Quincy April 17th 1799


I received yesterday your favor of the 8th with Mr. Kings letters of 10th and 16th of January, with the inclosure in the former.

These papers I have read with more than common interest and anxiety, & however sanguine I may be in my disposition, or prone to determine my judgment on the first view of a subject, in this case, I must own myself puzzled & in doubt. The whole affair leads to the independence of the West Indies islands, & although I may be mistaken, it appears to me, that independence is the worst & most dangerous condition, they can be in for the United States. They would be less dangerous, under the government of England, France, Spain or Holland all together, and least of all, under the same powers in parcells & divisions, as they are now. This opinion however is liable to so much uncertainty, that no great dependence can be placed upon it.

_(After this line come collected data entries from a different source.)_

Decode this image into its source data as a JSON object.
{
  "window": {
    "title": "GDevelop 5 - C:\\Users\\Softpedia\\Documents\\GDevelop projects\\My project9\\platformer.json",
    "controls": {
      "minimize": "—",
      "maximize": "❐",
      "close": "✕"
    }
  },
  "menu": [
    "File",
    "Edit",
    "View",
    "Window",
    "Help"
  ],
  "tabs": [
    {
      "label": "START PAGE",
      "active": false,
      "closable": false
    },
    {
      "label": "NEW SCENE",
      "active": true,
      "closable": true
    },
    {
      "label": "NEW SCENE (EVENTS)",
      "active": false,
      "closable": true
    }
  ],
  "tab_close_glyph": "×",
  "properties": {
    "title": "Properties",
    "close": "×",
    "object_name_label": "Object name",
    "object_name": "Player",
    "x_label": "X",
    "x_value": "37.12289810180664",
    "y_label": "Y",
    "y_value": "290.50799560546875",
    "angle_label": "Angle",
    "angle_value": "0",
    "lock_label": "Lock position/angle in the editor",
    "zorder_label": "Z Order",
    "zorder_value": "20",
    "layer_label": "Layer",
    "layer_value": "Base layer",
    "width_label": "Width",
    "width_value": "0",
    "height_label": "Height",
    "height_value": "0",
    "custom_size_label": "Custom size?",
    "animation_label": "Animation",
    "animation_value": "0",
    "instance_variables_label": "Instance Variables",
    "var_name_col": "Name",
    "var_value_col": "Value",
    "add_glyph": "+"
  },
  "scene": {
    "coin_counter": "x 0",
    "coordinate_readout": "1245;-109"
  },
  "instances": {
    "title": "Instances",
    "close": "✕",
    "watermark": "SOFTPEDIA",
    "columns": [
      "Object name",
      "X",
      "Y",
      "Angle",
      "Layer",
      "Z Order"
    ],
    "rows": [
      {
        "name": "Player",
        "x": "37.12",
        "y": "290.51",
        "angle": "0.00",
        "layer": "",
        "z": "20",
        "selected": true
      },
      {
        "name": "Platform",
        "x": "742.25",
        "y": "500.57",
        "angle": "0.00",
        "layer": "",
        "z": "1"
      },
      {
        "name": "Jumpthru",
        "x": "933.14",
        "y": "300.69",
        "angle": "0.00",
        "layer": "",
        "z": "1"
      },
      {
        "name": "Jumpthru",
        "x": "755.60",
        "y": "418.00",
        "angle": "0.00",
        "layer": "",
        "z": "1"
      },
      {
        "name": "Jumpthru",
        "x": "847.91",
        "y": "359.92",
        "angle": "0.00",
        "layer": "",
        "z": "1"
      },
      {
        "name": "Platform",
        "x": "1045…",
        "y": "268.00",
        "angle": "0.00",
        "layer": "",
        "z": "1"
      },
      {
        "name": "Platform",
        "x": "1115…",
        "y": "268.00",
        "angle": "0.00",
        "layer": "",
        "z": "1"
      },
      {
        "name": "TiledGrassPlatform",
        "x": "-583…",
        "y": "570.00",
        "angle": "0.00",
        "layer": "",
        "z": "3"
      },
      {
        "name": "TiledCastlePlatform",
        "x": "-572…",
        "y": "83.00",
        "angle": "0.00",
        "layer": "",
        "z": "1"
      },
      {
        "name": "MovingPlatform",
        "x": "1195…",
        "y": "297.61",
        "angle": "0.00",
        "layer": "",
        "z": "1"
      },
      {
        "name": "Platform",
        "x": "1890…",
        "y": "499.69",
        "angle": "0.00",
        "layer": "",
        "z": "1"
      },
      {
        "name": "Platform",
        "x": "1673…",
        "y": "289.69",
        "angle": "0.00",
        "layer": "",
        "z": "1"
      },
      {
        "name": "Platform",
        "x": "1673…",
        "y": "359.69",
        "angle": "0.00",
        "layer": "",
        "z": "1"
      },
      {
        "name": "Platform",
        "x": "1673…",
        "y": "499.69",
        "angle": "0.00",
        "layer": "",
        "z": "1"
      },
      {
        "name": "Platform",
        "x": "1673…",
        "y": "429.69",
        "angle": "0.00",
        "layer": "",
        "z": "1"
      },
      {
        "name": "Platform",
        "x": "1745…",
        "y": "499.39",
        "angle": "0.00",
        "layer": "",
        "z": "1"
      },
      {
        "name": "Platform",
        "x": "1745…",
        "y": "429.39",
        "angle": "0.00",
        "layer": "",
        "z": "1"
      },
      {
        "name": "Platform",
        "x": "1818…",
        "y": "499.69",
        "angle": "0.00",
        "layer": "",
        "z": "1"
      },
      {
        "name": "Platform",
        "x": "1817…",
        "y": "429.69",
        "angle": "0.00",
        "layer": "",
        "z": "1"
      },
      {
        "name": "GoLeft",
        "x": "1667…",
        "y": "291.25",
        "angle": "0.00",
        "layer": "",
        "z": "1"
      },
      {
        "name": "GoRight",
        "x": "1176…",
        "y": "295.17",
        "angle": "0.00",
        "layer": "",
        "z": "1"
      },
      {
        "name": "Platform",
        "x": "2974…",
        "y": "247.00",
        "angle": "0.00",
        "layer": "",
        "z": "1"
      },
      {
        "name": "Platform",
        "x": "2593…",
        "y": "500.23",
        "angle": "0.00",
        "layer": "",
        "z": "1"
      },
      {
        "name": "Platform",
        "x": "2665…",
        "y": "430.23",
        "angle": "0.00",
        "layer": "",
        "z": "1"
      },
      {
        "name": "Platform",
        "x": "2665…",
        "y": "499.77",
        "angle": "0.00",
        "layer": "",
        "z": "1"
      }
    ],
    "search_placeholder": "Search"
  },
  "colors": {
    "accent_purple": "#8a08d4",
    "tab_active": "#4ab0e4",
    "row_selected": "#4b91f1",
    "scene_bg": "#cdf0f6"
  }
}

Upon the projects proposed by the British Ministry, a great number of questions arise. Will not the projected, partial, limited & restrained independence of St Domingo, excite alarms & jealousies in Spain & Holland such as will attach them & subject them more entirely to France, & in Denmark & Sweden so as to make them more timid, if not more complaisant to France? Will it not involve us in a more inveterate and durable hostility with France, Spain & Holland, & subject us more to the policy of Britain, than will be consistent with our interest or honor? These questions may all be useless, because the independence of St Domingo & consequently of all the other islands in the West Indies, & of the Spanish, Dutch & Portugese possessions on the continent, may be brought about, without our interference & indeed in opposition to all that we can do to prevent it.

The project of a joint company is certainly liable to all the objections which occurred to Mr. King, & although the English government would meet with no difficulty, we should certainly find it very difficult to manage.

My own ideas are these. 1. That it would be most prudent for us to have nothing to do in the business. 2 that if we should meddle, we had better leave the independence of the island compleat & total in commerce as well as legislation to the people who assert it, the inhabitants of the island. 3d. that if this is not the sense of the English, we had better leave the whole management of the affair to them. 4th. that if they think fit, they may stipulate that we shall have a right to acceed to the treaty they make, when we can, within a certain period of one, two, or three years. 5. that we should acceed to it, provided the senate advise & consent as soon as it shall be determined that no negociation with France is likely to take place with effect. 6. that we remain faithfull to our promise, to open our commerce with the island, as soon as privateering shall cease. 7th. Although these are my prevailing opinions & inclinations, I am by no means fixed in them or bigotted to them. 8th. I wish you to consult the heads of department upon all these points, & if any other principles are more agreeable to them & you, I shall be disposed to concur in any rational expedient which can be reconciled to justice & sound policy, which may be concerted with Mr. Liston.

I have the honor to be, Sir your most / humble Servant

MHi: Adams Family Papers, Letterbooks.